Sorry if that explanation is confusing
 
erixsparhawk

erixsparhawk

Member
Apr 17, 2021
44
14
23
37
Thanks so much for explaining.
So if I do a normal CO2 table like this:
My max breath hold is 1:30

Should I go for 2 min breath up then hold 45 sec. Then reduce breath up by 15 sec and hold again 45 sec.
Keep reducing breathup by 15 sec until I end up at 15 sec and 45 sec breath hold?

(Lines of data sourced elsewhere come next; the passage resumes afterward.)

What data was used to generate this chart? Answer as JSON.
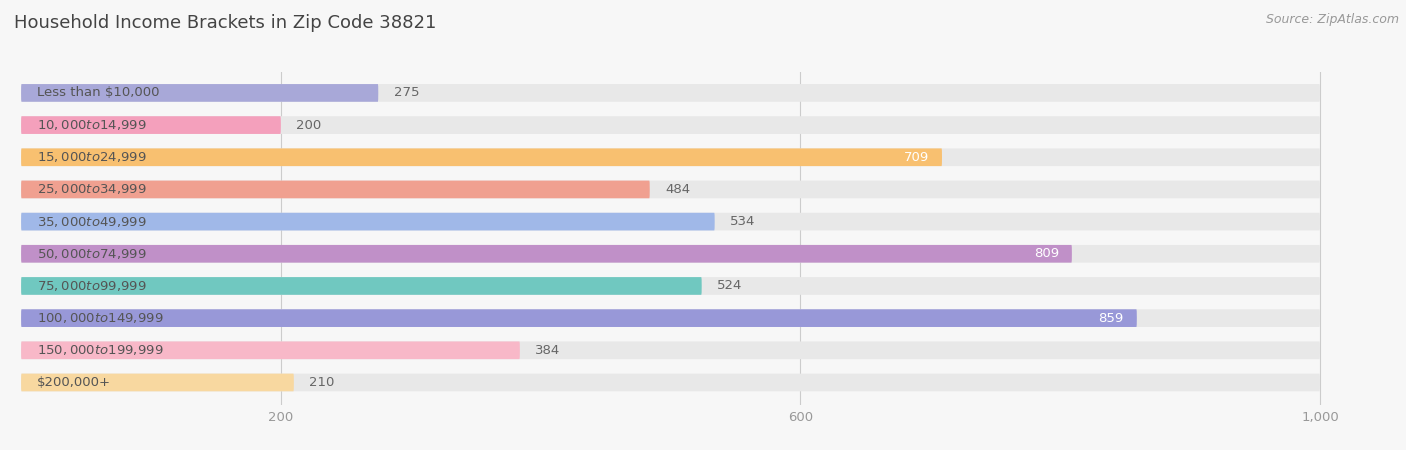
{
  "title": "Household Income Brackets in Zip Code 38821",
  "source": "Source: ZipAtlas.com",
  "categories": [
    "Less than $10,000",
    "$10,000 to $14,999",
    "$15,000 to $24,999",
    "$25,000 to $34,999",
    "$35,000 to $49,999",
    "$50,000 to $74,999",
    "$75,000 to $99,999",
    "$100,000 to $149,999",
    "$150,000 to $199,999",
    "$200,000+"
  ],
  "values": [
    275,
    200,
    709,
    484,
    534,
    809,
    524,
    859,
    384,
    210
  ],
  "bar_colors": [
    "#a8a8d8",
    "#f4a0bc",
    "#f8c070",
    "#f0a090",
    "#a0b8e8",
    "#c090c8",
    "#70c8c0",
    "#9898d8",
    "#f8b8c8",
    "#f8d8a0"
  ],
  "bar_bg_color": "#e8e8e8",
  "xlim_max": 1050,
  "bg_bar_max": 1000,
  "xticks": [
    0,
    200,
    600,
    1000
  ],
  "xtick_labels": [
    "",
    "200",
    "600",
    "1,000"
  ],
  "background_color": "#f7f7f7",
  "title_fontsize": 13,
  "label_fontsize": 9.5,
  "value_fontsize": 9.5,
  "tick_fontsize": 9.5,
  "value_label_inside_threshold": 580
}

Sorry if that explanation is confusing
Exactly
 
K

kfox

New Member
Jan 3, 2022
3
0
1
45
I have been doing a quite simple table recently that I really like. I can also tell that in a standard CO2 table I have improved when my contractions start by this practice. Maybe this shows up on other places in the forum but here it is:

3-4 minutes of relaxed focused breathing.
Hold until first contraction - Take 8 breaths
Hold until first contraction - Take 7 breaths
Hold until first contraction - Take 7 breaths
Hold until first contraction - Take 7 breaths
Hold until first contraction - Take 7 breaths
Hold until first contraction - Take 7 breaths
Hold until first contraction - Take 7 breaths
Hold until first contraction - Take 7 breaths
 
K

kfox

New Member
Jan 3, 2022
3
0
1
45
I have been doing a quite simple table recently that I really like. I can also tell that in a standard CO2 table I have improved when my contractions start by this practice. Maybe this shows up on other places in the forum but here it is:

3-4 minutes of relaxed focused breathing.
Hold until first contraction - Take 8 breaths
Hold until first contraction - Take 7 breaths
Hold until first contraction - Take 7 breaths
Hold until first contraction - Take 7 breaths
Hold until first contraction - Take 7 breaths
Hold until first contraction - Take 7 breaths
Hold until first contraction - Take 7 breaths
Hold until first contraction - Take 7 breaths
Oops!! Must have hit post before I was done
Hold until first contraction - Take 8 breaths
Hold until first contraction - Take 7 breaths
Hold until first contraction - Take 6 breaths
Hold until first contraction - Take 5 breaths
Hold until first contraction - Take 4 breaths
Hold until first contraction - Take 3 breaths
Hold until first contraction - Take 2 breaths
Hold until first contraction - Done!